Arzoumanian, an Argentine poet, found Arménie-Arménies to have a great significance as a meeting of Armenian writers from all over the world, and said: “…it wasn’t called Western and Eastern Armenia, but ‘Arménie-Arménies,’ thus emphasizing the question of identity. So we realized that as there are different ways of being ‘Armenians,’ so there is more than ‘one’ Armenia. And I do think that only a mature population, a population that grows out of the place of the victim, that grows out of the idea of persecution, could accept such differences among themselves that enrich their own identities, heterogeneous identities.” All this, she concluded, was expressed in French thanks to the possibilities given by French culture. On the Orient Express, “we were almost obliged to be all together, these orphaned brothers that tried to show to each other whom the “mother/motherland” loved more! I felt compassionate.”
When Arzoumanian returned to Argentina, she gave a talk with all the books, novels, poems and photographs that she took during the trip, thus giving both Armenian and non-Armenian Argentines the opportunity to learn about the complexity of Armenian reality. She also made a video available on YouTube with images from the trip and text in French (http://youtu.be/2lGtvDyvOsU).

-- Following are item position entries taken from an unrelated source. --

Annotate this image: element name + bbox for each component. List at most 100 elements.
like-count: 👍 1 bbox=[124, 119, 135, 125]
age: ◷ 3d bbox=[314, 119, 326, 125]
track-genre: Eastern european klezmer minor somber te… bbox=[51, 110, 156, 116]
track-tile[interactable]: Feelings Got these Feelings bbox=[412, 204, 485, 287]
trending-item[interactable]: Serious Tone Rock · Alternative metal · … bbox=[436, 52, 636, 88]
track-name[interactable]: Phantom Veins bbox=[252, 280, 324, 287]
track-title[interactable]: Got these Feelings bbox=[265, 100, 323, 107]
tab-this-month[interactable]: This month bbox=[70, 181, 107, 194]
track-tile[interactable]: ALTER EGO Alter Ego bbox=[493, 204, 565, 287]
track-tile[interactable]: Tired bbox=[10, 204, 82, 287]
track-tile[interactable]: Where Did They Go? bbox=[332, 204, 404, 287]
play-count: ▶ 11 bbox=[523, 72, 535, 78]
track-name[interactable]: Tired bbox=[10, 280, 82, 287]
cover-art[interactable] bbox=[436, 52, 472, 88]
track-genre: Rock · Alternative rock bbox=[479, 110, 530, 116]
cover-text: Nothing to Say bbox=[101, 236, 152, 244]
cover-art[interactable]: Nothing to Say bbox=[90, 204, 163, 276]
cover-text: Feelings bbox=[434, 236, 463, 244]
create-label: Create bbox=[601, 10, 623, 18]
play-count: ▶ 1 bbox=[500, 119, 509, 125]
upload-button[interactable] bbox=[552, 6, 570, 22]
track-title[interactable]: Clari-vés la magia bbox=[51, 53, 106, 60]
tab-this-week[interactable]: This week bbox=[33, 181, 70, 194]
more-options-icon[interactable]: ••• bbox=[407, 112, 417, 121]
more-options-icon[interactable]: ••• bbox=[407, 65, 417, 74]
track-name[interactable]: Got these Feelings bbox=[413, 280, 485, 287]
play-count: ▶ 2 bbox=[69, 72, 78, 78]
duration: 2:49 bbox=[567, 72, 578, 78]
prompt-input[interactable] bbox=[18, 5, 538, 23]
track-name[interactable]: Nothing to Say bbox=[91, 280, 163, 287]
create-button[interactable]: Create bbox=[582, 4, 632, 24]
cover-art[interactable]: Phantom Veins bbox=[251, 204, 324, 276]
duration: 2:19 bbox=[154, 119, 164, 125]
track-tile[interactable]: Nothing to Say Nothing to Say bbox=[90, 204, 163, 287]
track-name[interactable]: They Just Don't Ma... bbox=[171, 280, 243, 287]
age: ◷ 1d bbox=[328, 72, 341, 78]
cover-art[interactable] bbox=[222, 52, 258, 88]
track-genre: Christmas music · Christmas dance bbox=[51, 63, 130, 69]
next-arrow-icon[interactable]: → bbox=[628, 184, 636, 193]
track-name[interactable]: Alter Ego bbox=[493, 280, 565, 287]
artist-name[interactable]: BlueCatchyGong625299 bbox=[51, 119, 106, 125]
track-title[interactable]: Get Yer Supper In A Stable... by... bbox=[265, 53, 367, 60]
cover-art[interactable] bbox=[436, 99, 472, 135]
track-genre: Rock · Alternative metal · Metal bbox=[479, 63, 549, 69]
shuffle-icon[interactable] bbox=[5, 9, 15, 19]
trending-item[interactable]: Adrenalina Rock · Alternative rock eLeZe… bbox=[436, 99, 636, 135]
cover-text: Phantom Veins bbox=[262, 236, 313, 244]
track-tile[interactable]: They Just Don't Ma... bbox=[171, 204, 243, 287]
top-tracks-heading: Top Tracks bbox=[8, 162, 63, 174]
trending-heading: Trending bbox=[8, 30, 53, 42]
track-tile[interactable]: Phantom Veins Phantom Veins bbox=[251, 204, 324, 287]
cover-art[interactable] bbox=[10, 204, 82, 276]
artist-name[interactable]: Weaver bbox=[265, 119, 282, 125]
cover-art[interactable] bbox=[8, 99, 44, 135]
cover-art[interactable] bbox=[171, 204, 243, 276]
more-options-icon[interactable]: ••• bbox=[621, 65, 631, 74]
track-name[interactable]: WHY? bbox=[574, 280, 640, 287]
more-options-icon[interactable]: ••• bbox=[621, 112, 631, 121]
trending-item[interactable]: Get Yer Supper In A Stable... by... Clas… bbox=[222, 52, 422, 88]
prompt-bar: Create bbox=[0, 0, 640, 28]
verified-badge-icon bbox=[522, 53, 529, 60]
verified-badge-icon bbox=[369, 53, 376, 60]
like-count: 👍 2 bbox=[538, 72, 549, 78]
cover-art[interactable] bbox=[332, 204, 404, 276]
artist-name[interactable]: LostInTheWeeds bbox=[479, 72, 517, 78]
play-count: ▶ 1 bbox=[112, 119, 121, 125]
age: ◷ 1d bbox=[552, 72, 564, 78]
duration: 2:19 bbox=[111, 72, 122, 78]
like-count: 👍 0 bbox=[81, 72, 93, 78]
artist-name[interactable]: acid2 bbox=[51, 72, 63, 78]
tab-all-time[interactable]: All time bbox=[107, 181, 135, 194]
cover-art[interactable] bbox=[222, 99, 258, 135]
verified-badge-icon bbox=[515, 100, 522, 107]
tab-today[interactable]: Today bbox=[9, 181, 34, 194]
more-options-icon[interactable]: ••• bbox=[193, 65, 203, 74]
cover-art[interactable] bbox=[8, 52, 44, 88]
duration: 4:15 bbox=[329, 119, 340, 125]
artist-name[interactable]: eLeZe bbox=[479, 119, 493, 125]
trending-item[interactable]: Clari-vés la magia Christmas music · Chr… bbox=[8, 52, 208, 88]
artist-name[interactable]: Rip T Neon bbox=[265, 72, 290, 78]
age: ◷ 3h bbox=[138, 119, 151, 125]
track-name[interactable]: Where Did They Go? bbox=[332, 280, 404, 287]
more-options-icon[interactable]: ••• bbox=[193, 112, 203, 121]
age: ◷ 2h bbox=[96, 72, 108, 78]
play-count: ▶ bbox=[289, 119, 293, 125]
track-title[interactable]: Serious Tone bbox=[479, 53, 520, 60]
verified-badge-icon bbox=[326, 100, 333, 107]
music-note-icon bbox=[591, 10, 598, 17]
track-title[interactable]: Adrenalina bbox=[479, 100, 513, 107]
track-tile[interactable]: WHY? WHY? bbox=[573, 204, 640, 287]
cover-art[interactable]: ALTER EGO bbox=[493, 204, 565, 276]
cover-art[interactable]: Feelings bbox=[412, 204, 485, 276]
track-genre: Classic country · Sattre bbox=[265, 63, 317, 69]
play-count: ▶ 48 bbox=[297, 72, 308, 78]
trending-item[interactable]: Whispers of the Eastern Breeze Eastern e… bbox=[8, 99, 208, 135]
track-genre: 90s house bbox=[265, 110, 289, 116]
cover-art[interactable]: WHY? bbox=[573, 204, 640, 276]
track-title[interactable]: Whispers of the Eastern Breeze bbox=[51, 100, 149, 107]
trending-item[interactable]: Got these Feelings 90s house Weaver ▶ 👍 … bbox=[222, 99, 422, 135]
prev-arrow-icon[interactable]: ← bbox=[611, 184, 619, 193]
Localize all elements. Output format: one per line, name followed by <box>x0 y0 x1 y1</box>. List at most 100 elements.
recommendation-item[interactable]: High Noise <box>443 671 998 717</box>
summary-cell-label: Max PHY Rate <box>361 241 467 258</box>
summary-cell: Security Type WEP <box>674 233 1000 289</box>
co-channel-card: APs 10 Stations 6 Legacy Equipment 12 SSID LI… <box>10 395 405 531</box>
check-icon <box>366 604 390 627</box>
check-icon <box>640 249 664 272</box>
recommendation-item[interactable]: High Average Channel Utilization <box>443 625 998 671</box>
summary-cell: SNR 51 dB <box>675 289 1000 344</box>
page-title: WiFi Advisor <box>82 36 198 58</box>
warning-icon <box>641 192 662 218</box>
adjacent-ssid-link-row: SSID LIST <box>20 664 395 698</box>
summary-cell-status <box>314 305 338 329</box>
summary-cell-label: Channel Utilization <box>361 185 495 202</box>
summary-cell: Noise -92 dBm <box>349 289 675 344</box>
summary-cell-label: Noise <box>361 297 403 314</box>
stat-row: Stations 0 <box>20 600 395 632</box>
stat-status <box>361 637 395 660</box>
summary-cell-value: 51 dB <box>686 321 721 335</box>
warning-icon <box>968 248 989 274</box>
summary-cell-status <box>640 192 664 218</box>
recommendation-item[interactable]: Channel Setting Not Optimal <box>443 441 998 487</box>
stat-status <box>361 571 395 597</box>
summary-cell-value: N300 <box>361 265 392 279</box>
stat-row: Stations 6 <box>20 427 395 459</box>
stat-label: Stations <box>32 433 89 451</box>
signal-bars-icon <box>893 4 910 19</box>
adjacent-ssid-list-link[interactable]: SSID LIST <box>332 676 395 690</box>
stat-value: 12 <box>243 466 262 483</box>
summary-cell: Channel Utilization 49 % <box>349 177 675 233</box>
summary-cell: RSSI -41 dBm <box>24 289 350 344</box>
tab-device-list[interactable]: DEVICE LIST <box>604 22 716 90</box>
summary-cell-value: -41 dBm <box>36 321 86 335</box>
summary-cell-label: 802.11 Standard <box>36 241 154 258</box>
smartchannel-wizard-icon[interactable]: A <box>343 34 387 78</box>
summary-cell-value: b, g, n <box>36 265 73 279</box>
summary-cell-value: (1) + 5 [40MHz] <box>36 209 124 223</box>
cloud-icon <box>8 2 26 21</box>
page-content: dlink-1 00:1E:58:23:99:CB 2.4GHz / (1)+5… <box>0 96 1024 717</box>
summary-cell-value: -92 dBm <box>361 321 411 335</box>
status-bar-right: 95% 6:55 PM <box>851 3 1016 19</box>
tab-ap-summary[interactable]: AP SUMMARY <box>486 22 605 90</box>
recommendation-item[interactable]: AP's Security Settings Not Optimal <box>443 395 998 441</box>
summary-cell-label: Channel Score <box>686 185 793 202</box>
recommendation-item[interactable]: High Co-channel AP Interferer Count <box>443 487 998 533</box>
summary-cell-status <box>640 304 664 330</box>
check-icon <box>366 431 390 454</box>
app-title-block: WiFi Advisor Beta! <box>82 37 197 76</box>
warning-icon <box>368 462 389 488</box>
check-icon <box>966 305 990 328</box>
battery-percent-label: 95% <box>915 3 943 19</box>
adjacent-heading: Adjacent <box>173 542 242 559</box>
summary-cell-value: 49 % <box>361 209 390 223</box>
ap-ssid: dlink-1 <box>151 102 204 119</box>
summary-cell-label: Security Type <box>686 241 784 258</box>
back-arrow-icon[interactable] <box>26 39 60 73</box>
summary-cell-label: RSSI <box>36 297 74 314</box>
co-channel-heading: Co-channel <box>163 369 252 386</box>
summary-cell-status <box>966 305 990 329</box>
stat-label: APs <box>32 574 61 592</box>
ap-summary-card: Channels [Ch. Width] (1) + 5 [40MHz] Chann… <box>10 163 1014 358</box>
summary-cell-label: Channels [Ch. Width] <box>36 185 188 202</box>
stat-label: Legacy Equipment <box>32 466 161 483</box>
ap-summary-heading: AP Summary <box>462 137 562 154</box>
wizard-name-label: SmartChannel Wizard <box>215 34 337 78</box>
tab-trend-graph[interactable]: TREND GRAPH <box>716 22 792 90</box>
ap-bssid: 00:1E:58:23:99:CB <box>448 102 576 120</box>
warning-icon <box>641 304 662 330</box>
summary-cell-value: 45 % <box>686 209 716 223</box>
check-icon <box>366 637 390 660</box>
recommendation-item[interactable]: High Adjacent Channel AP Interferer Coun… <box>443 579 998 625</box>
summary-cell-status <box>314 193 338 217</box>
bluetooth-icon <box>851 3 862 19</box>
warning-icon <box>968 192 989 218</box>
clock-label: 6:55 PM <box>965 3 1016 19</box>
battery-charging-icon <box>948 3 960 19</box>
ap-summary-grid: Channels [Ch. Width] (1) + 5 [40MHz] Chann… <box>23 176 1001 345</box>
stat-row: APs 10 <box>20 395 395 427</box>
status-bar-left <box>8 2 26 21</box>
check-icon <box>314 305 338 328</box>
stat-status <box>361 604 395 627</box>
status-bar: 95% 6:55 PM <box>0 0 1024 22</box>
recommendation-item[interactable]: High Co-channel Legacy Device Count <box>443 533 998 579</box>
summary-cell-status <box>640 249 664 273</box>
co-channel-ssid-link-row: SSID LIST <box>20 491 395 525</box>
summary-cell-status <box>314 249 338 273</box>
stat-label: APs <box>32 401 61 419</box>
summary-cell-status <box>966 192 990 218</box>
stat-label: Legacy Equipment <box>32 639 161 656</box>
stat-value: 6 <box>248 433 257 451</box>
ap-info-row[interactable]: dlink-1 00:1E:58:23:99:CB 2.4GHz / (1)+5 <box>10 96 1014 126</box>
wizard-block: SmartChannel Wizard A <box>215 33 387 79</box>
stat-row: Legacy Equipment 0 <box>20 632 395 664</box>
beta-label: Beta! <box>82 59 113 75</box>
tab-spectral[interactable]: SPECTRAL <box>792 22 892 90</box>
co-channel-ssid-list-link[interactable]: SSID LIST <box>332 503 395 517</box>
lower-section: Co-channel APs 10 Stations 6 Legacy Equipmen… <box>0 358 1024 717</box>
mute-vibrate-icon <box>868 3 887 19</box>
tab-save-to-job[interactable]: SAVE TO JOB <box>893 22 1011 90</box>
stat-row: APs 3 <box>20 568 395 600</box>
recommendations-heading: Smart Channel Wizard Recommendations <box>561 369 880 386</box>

Balakian, whose lecture text on Bishop Krikoris Balakian was printed in the Mirror-Spectator issue of November 12, 2011, was deeply impressed by the event, and the connection the French had with Armenian culture. He declared, “It was clear to me that the French have a deep feeling about Armenian history and culture and a sense of the long historical ties between the two cultures. It was refreshing to see how France embraced the Armenian literary voice and culture. Unlike in our country, in France, there was no fear of the Armenian intellectual voice. Everywhere we went we were feted in high style and embraced by government officials, the people, and the media. I thank France and for putting on such splendid festival, and feel great gratitude to the French people for their embrace.”
Balakian contrasted the French attitude to that of Americans: “The problem here is that our government is afraid of Turkish pressure, and so things Armenian become a source of anxiety. It’s an absurd situation because the US government is capable of, I believe, at least I think. . . of standing up to Turkey.”
Lacroix in his Nouvelles d’Arménie magazine interview summarized the results of the cultural events: “Through the stops of the Orient Express in Marseille, Avignon, Valence and Lyon we noted with satisfaction that our festival has generated a great response, sparking passionate encounters and discussions with the public. …This large audience of Arménie-Arménies is inseparable from the great welcome reserved for this literature which many Frenchmen still know poorly.” One result which will be realized in the future is the translation into French and publication of more works from Armenia and the Armenian diaspora.